Having this foundational base of understanding in regard to your audience will help create a stronger plan to market and, ultimately, enroll in a study. The more you know about who you’re trying to reach (and they circumstances that they are dealing with), the better tailored your marketing strategy will be and the higher the chances of recruitment success.

Go Straight to the Source

To get a better understanding of what’s working and what’s not in a study, try directly surveying the patients, as they are the ones with the clearest view of the study design’s impact of the participants’ ability to join and remain in a trial. This direct feedback can be excellent for making you aware of an issue that you had not previously been made aware. Request survey participation at various stages of trial to ensure that you cover all your bases. 

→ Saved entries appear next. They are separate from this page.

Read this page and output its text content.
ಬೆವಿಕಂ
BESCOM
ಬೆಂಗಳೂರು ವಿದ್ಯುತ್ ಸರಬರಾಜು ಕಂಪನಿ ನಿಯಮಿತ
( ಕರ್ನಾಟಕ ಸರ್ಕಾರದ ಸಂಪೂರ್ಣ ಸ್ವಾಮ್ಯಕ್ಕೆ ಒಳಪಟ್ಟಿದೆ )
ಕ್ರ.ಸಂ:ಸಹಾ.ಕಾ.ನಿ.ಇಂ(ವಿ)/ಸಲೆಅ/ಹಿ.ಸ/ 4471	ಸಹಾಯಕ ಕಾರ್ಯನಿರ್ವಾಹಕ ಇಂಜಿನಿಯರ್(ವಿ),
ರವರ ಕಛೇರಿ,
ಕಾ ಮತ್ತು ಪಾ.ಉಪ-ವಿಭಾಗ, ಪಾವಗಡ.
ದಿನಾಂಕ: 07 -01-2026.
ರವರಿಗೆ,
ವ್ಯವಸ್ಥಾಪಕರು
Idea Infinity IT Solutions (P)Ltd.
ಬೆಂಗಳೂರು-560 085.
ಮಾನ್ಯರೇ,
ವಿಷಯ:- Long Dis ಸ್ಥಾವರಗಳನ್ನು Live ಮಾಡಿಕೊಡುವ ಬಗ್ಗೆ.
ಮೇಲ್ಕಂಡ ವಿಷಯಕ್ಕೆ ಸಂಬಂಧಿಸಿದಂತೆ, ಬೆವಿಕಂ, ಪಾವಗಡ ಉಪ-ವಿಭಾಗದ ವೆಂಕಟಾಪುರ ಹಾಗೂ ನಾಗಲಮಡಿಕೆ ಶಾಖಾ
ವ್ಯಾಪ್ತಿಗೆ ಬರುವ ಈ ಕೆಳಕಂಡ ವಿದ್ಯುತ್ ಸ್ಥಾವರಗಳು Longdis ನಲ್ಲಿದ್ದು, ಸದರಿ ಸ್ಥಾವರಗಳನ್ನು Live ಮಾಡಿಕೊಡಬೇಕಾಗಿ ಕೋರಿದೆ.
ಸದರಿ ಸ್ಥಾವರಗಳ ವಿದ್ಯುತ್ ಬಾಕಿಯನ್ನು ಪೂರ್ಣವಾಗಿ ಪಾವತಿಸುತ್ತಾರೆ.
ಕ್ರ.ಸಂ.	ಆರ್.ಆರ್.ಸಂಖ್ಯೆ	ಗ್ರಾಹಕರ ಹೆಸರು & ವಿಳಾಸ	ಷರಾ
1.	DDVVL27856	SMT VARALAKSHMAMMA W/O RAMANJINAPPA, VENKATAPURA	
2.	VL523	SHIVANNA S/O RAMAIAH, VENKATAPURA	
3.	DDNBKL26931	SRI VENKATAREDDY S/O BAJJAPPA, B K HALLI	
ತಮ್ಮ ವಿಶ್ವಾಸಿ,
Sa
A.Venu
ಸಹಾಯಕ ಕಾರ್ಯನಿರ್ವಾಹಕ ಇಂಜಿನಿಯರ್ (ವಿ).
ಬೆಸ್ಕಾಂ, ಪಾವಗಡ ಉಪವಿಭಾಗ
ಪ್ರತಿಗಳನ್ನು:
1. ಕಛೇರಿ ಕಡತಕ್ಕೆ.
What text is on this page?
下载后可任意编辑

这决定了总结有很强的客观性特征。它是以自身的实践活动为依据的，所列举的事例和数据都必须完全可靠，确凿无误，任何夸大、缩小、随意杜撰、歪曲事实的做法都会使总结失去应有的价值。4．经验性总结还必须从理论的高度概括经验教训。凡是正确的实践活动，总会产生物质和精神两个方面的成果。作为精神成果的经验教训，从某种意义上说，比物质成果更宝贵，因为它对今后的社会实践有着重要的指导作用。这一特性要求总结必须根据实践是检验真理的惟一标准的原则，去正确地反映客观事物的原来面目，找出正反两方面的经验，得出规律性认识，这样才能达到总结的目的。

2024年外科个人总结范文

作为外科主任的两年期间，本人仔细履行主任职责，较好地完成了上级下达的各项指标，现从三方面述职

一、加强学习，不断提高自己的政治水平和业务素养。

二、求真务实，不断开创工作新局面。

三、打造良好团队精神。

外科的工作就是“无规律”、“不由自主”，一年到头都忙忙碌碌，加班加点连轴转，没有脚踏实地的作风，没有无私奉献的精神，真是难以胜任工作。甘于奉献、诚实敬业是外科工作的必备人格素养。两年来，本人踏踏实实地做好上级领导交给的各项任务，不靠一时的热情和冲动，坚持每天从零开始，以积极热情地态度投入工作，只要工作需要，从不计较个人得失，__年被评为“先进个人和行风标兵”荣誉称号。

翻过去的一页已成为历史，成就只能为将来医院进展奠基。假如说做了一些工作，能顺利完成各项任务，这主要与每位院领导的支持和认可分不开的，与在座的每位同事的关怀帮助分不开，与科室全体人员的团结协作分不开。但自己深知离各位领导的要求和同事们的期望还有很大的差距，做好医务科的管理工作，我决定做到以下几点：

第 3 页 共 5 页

“Listening” online (keeping tabs on what patients are saying across various websites), is a great way to get unfiltered insight into how patients truly feel about the trial. All feedback, good or bad, can be used to your benefit. Allow yourself the time to collect these comments, break them down and find the patterns. Consider creating a spreadsheet with the date, time and issue detailed in each comment. This will allow you to see this feedback in one collective group and more easily identify any common themes.

Simplify Where You Can

A clinical trial can lose upward of 30% of its patients in the third phase. A great deal of this is the result of patients feeling that the trial has become a burden or inconvenience. For example, a patient may fill out forms online beforehand and then asked to fill out similar forms again once they have arrived in person. Or they may be repeatedly asked to come in for a visit on a day that transportation is not accessible to them. Use the information already available to you (initial interviews, periodic surveys, online listening, etc.) to make informed decisions that make the most of each patient’s time and attention. Planning ahead, understanding your patients’ needs, and adjusting your trial design accordingly will yield great reward. Recruitment and retention levels will improve and, thusly, the overall trial experience is made better for everyone.